If it's before-sleeping reading, why not a book of short stories or essays? That way if she doesn't like one story she can move on to the next. Best American Short Stories series comes out annually, and if she especially likes a particular story, you can hunt out books by that author.
posted by joannemerriam at 7:01 PM on May 5, 2006


I enjoy anything by Jodi Picoult. Real life, yet not sappy.
posted by alexmikayla at 7:18 PM on May 5, 2006


I get blue in the face trying to convince people that they'll enjoy it, but Larry McMurtry's 'Lonesome Dove' series is unbeatable. Incredibly readable and thrilling. My sister read the first book (over 700 pages) in a week.
posted by Mrs.Doyle at 11:40 PM on May 5, 2006


Wow - some great ideas here. Thanks everyone, I'll print this out and go spend some time at the bookstore. I can already see that there are a few on here that she'll love and that I never would have seen. A million thanks!
posted by barnone at 8:29 AM on May 6, 2006


Small correction to dobbs' great list above: The History of Love is by author Nicole Krauss rather than singer Alison Krauss!

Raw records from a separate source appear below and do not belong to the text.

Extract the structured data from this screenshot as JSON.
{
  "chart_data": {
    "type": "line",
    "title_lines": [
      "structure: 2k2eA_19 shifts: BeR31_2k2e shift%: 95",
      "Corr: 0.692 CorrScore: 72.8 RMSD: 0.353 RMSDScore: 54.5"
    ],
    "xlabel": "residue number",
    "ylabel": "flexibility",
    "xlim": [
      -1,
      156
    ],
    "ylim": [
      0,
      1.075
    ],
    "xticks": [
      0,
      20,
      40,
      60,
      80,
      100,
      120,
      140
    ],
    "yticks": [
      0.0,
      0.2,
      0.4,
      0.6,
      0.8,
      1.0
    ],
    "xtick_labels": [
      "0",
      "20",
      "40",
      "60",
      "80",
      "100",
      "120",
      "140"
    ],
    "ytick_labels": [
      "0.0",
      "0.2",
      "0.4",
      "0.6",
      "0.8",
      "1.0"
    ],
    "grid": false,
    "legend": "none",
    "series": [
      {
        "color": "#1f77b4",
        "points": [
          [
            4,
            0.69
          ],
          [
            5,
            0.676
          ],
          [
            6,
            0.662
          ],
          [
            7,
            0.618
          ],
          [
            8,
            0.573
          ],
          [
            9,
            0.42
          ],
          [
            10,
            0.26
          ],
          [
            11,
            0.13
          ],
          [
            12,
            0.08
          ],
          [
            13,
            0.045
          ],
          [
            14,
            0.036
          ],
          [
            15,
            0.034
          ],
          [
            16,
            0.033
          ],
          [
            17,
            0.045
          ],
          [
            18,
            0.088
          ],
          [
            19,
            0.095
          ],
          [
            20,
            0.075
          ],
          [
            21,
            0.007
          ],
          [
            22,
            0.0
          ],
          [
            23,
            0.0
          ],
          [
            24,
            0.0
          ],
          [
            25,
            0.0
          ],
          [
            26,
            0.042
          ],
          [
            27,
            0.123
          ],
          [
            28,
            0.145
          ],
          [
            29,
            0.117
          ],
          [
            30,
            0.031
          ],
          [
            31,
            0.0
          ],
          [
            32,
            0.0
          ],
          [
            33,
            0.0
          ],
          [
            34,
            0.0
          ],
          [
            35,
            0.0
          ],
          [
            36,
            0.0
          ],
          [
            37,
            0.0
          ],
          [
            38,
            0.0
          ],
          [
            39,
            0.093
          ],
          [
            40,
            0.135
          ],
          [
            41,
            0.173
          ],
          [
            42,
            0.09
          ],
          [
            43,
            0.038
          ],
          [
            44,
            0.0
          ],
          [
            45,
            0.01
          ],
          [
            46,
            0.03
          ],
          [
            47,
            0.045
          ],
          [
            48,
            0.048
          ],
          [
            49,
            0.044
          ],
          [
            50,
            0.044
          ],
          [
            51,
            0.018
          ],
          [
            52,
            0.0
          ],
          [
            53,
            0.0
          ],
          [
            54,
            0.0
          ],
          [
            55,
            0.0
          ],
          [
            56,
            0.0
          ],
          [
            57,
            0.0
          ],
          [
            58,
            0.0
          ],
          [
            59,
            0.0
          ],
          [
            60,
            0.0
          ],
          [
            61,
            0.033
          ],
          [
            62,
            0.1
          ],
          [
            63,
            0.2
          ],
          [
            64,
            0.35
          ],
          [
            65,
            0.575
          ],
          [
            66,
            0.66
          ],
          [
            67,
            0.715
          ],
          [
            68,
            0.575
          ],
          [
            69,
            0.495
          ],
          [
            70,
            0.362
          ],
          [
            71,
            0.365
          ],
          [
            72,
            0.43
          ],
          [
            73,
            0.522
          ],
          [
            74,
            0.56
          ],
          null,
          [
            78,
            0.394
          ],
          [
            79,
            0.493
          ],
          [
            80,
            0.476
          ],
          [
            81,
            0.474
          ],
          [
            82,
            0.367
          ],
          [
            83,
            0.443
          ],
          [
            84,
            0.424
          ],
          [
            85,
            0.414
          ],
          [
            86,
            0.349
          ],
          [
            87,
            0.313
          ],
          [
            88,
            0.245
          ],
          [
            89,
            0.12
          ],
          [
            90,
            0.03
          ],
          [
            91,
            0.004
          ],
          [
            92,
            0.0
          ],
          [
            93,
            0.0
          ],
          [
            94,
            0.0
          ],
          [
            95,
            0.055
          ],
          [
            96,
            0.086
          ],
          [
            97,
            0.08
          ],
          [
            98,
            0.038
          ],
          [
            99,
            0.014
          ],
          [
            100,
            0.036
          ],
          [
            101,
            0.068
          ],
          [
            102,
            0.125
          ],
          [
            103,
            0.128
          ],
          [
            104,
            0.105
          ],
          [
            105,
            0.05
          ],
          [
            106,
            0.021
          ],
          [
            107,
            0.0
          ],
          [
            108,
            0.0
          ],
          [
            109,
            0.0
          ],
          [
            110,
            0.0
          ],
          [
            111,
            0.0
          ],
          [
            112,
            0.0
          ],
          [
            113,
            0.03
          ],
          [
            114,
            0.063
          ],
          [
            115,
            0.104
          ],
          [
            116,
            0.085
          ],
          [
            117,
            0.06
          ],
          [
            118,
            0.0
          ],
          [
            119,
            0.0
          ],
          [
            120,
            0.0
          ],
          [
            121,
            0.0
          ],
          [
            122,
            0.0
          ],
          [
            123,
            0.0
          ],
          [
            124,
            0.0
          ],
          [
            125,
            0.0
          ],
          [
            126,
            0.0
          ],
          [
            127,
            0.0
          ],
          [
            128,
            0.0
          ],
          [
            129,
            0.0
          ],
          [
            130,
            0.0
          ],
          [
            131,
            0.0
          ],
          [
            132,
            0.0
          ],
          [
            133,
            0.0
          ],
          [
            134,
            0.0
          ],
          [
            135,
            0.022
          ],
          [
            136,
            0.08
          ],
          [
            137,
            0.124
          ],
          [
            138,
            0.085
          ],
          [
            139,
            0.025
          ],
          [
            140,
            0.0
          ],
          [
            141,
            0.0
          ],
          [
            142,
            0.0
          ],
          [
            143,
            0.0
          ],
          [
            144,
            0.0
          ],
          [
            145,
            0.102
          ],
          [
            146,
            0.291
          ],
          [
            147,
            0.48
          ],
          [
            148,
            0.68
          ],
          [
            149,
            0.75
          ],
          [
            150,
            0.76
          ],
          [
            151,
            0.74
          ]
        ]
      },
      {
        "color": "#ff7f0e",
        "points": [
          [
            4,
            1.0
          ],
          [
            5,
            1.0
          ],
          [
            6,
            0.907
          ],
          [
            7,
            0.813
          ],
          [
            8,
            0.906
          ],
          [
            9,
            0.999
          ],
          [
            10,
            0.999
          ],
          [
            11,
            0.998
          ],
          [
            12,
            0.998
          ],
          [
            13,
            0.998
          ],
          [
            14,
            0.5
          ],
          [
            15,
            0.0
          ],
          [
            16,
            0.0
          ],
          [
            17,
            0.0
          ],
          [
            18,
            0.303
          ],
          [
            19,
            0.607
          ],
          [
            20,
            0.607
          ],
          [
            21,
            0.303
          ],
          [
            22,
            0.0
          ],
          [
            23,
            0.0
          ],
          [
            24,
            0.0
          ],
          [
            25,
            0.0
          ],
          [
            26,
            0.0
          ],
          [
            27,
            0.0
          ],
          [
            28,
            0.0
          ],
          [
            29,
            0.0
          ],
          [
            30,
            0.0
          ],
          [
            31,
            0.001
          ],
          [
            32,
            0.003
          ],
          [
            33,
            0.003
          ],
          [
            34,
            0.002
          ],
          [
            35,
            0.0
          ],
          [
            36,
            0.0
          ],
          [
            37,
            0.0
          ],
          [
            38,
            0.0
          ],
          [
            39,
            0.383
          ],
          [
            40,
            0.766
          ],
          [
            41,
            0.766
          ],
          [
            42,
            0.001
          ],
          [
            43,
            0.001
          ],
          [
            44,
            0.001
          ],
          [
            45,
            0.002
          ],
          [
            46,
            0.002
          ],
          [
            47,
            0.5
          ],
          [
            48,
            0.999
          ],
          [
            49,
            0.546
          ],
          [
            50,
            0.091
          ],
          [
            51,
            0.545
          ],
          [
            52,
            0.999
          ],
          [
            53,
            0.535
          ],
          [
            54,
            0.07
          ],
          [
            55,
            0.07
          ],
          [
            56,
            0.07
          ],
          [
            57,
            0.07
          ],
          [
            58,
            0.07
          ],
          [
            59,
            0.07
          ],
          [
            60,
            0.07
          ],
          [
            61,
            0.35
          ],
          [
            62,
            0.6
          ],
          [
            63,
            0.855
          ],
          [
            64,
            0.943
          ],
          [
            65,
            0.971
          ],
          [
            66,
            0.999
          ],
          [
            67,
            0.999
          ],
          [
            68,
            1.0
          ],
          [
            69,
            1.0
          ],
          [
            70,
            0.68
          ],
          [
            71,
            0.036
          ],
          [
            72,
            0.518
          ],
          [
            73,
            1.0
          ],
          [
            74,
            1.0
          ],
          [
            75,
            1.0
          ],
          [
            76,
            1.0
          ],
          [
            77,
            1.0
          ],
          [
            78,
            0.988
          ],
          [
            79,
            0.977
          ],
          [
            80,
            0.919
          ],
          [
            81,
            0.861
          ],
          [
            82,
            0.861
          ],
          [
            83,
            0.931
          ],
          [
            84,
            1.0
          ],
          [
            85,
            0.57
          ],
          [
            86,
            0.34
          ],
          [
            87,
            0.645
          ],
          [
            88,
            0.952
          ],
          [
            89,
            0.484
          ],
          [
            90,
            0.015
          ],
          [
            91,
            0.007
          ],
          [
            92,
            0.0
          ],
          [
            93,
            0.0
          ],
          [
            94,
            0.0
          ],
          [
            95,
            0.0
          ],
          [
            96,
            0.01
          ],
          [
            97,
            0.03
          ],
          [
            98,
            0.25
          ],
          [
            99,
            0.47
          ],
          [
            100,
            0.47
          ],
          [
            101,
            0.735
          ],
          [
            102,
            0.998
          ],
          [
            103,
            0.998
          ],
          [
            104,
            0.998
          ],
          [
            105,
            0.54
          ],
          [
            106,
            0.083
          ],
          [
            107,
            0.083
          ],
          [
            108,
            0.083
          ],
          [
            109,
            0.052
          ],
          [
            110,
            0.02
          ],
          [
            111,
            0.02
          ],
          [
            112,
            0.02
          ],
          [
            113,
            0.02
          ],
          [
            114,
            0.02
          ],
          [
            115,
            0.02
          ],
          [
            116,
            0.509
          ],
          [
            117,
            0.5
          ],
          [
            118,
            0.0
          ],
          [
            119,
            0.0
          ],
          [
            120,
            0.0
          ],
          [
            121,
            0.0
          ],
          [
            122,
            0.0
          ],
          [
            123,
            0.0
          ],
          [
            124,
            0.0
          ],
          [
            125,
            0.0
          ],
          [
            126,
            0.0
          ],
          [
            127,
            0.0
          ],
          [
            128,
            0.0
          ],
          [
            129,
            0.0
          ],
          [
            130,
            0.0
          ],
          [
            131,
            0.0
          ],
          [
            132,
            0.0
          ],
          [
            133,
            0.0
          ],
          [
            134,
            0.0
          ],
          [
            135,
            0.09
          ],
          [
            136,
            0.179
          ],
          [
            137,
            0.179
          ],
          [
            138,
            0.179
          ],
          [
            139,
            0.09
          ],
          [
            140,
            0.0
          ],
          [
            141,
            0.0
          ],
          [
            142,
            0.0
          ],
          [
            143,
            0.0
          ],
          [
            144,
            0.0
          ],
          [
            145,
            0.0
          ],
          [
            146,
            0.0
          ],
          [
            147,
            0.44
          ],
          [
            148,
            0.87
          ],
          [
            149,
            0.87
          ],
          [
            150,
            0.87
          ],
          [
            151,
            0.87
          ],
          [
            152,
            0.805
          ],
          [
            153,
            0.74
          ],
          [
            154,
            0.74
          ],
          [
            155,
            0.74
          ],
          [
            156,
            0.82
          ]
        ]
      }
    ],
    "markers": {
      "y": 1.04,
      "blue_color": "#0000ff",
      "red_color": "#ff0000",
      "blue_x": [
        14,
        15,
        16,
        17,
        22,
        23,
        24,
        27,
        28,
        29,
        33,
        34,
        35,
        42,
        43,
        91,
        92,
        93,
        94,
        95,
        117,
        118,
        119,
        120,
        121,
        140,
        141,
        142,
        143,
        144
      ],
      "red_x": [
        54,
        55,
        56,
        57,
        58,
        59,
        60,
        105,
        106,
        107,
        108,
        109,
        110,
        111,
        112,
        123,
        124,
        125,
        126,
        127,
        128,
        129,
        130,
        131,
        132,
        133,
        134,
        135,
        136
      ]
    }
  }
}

Also, Bee Season and/or Wickett's Remedy by Myla Goldberg...
posted by judith at 10:52 AM on May 6, 2006


I second The Red Tent. I read it and loved it.

Also: The Other Boleyn Girl - takes some liberties with history, but is a really enjoyable read. I've read another Phillipa Gregory and didn't really like it because it was pretty much a dressed up romance novel, but The Other Boleyn Girl was quite good.
posted by grapefruitmoon at 5:40 PM on May 6, 2006


Divine Secrets of the Ya Ya Sisterhood.

The Prize Winner of Defiance, Ohio


(Disregard the fact that both were made into shitty movies.
posted by radioamy at 6:06 PM on May 6, 2006


It's not fiction, but I just have to put in a plug for Garlic and Sapphires by Ruth Reischl (former food critic for the NYT). I checked the audiobook out of the library for a roadtrip last weekend, and it was thoroughly delightful. In my case, it helped also that the audiobook narrator was excellent in her own right, really bringing the different characters to life - but the writing itself was yummy and the adventures the author got herself into quite hilarious. Since I had immediately vowed to get a copy to my own mom, perhaps yours would enjoy it, too.